Efficient Greedy Discrete Subtrajectory Clustering

We cluster a set of trajectories T using subtrajectories of T. Clustering quality may be measured by the number of clusters, the number of vertices of T that are absent from the clustering, and by the Fr\'{e}chet distance between subtrajectories in a cluster. A $\Delta$-cluster of T is a cluster ${\mathcal{P}}$ of subtrajectories of T with a centre $P \in {\mathcal{P}}$ with complexity $\ell$, where all subtrajectories in ${\mathcal{P}}$ have Fr\'{e}chet distance at most $\Delta$ to $P$. Buchin, Buchin, Gudmundsson, L\"{o}ffler and Luo present two $O(n^2 + n m \ell)$-time algorithms: SC($\max$, $\ell$, $\Delta$, T) computes a single $\Delta$-cluster where $P$ has at least $\ell$ vertices and maximises the cardinality $m$ of ${\mathcal{P}}$. SC($m$, $\max$, $\Delta$, T) computes a single $\Delta$-cluster where ${\mathcal{P}}$ has cardinality $m$ and maximises the complexity $\ell$ of $P$. We use such maximum-cardinality clusters in a greedy clustering algorithm. We provide an efficient implementation of SC($\max$, $\ell$, $\Delta$, T) and SC($m$, $\max$, $\Delta$, T) that significantly outperforms previous implementations. We use these functions as a subroutine in a greedy clustering algorithm, which performs well when compared to existing subtrajectory clustering algorithms on real-world data.

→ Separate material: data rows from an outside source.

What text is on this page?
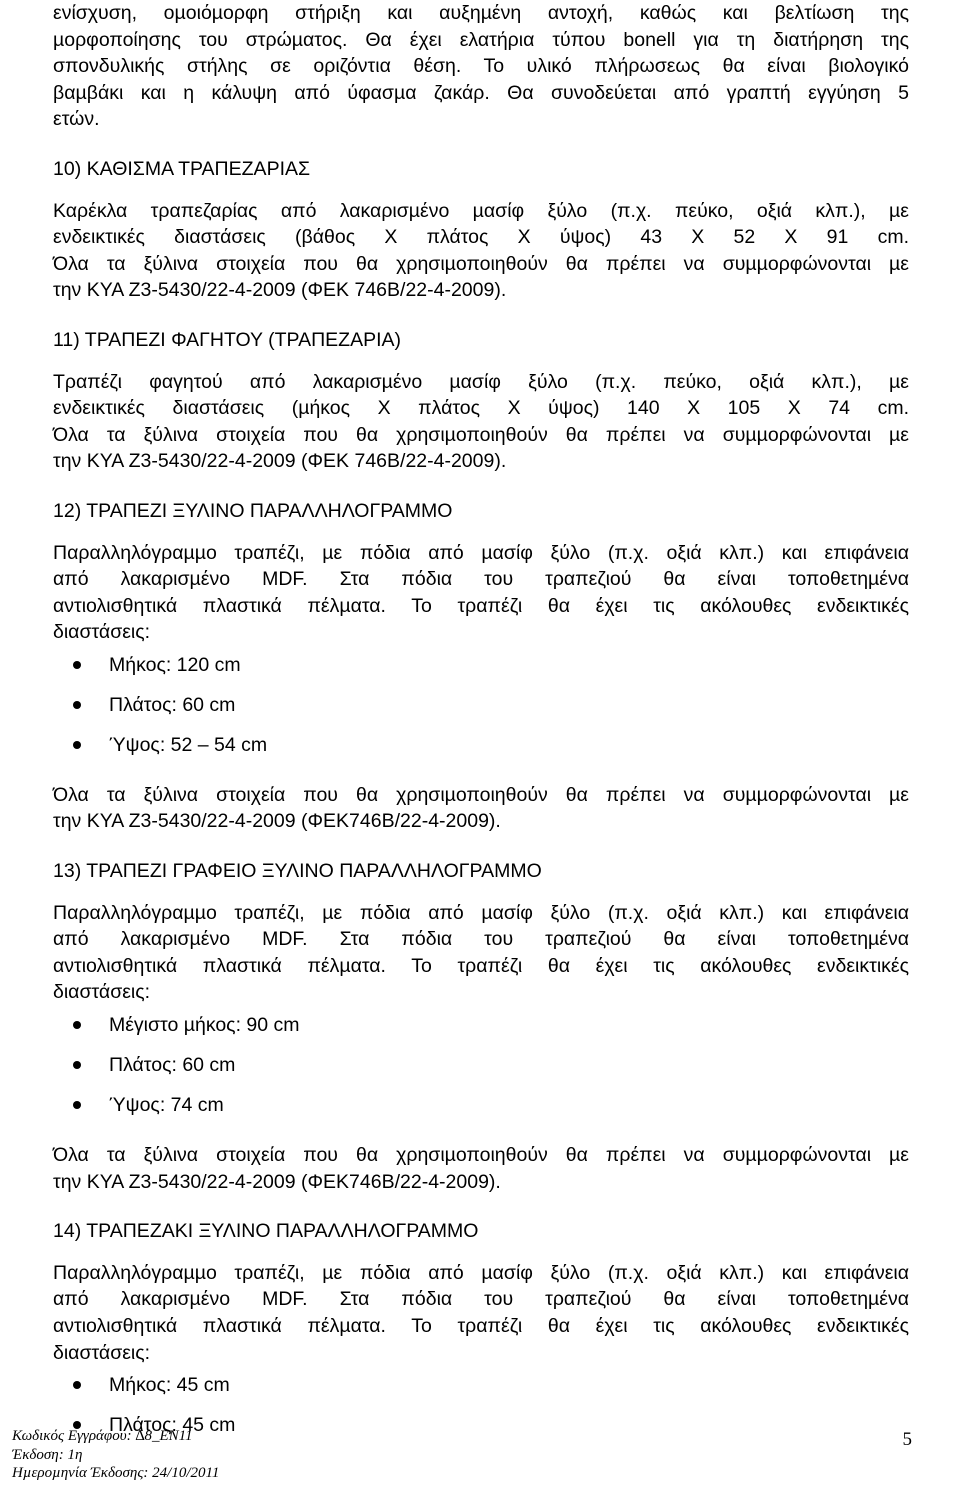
ενίσχυση, οµοιόµορφη στήριξη και αυξηµένη αντοχή, καθώς και βελτίωση της
µορφοποίησης του στρώµατος. Θα έχει ελατήρια τύπου bonell για τη διατήρηση της
σπονδυλικής στήλης σε οριζόντια θέση. Το υλικό πλήρωσεως θα είναι βιολογικό
βαµβάκι και η κάλυψη από ύφασµα ζακάρ. Θα συνοδεύεται από γραπτή εγγύηση 5
ετών.
10) ΚΑΘΙΣΜΑ ΤΡΑΠΕΖΑΡΙΑΣ
Καρέκλα τραπεζαρίας από λακαρισµένο µασίφ ξύλο (π.χ. πεύκο, οξιά κλπ.), µε
ενδεικτικές διαστάσεις (βάθος Χ πλάτος Χ ύψος) 43 Χ 52 Χ 91 cm.
Όλα τα ξύλινα στοιχεία που θα χρησιµοποιηθούν θα πρέπει να συµµορφώνονται µε
την ΚΥΑ Ζ3-5430/22-4-2009 (ΦΕΚ 746Β/22-4-2009).
11) ΤΡΑΠΕΖΙ ΦΑΓΗΤΟΥ (ΤΡΑΠΕΖΑΡΙΑ)
Τραπέζι φαγητού από λακαρισµένο µασίφ ξύλο (π.χ. πεύκο, οξιά κλπ.), µε
ενδεικτικές διαστάσεις (µήκος Χ πλάτος Χ ύψος) 140 Χ 105 Χ 74 cm.
Όλα τα ξύλινα στοιχεία που θα χρησιµοποιηθούν θα πρέπει να συµµορφώνονται µε
την ΚΥΑ Ζ3-5430/22-4-2009 (ΦΕΚ 746Β/22-4-2009).
12) ΤΡΑΠΕΖΙ ΞΥΛΙΝΟ ΠΑΡΑΛΛΗΛΟΓΡΑΜΜΟ
Παραλληλόγραµµο τραπέζι, µε πόδια από µασίφ ξύλο (π.χ. οξιά κλπ.) και επιφάνεια
από λακαρισµένο MDF. Στα πόδια του τραπεζιού θα είναι τοποθετηµένα
αντιολισθητικά πλαστικά πέλµατα. Το τραπέζι θα έχει τις ακόλουθες ενδεικτικές
διαστάσεις:
Μήκος: 120 cm
Πλάτος: 60 cm
Ύψος: 52 – 54 cm
Όλα τα ξύλινα στοιχεία που θα χρησιµοποιηθούν θα πρέπει να συµµορφώνονται µε
την ΚΥΑ Ζ3-5430/22-4-2009 (ΦΕΚ746Β/22-4-2009).
13) ΤΡΑΠΕΖΙ ΓΡΑΦΕΙΟ ΞΥΛΙΝΟ ΠΑΡΑΛΛΗΛΟΓΡΑΜΜΟ
Παραλληλόγραµµο τραπέζι, µε πόδια από µασίφ ξύλο (π.χ. οξιά κλπ.) και επιφάνεια
από λακαρισµένο MDF. Στα πόδια του τραπεζιού θα είναι τοποθετηµένα
αντιολισθητικά πλαστικά πέλµατα. Το τραπέζι θα έχει τις ακόλουθες ενδεικτικές
διαστάσεις:
Μέγιστο µήκος: 90 cm
Πλάτος: 60 cm
Ύψος: 74 cm
Όλα τα ξύλινα στοιχεία που θα χρησιµοποιηθούν θα πρέπει να συµµορφώνονται µε
την ΚΥΑ Ζ3-5430/22-4-2009 (ΦΕΚ746Β/22-4-2009).
14) ΤΡΑΠΕΖΑΚΙ ΞΥΛΙΝΟ ΠΑΡΑΛΛΗΛΟΓΡΑΜΜΟ
Παραλληλόγραµµο τραπέζι, µε πόδια από µασίφ ξύλο (π.χ. οξιά κλπ.) και επιφάνεια
από λακαρισµένο MDF. Στα πόδια του τραπεζιού θα είναι τοποθετηµένα
αντιολισθητικά πλαστικά πέλµατα. Το τραπέζι θα έχει τις ακόλουθες ενδεικτικές
διαστάσεις:
Μήκος: 45 cm
Πλάτος: 45 cm
Κωδικός Εγγράφου: ∆8_ΕΝ11
Έκδοση: 1η
Ηµεροµηνία Έκδοσης: 24/10/2011
5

Finally, we observe that, for fixed $\Delta$ and T, these two functions always output a point on the Pareto front of some bivariate function $\theta(\ell, m)$. We design a new algorithm PSC($\Delta$, T) that in $O( n^2 \log^4 n)$ time computes a $2$-approximation of this Pareto front. This yields a broader set of candidate clusters, with comparable quality. We show that using PSC($\Delta$, T) as a subroutine improves the clustering quality and performance even further.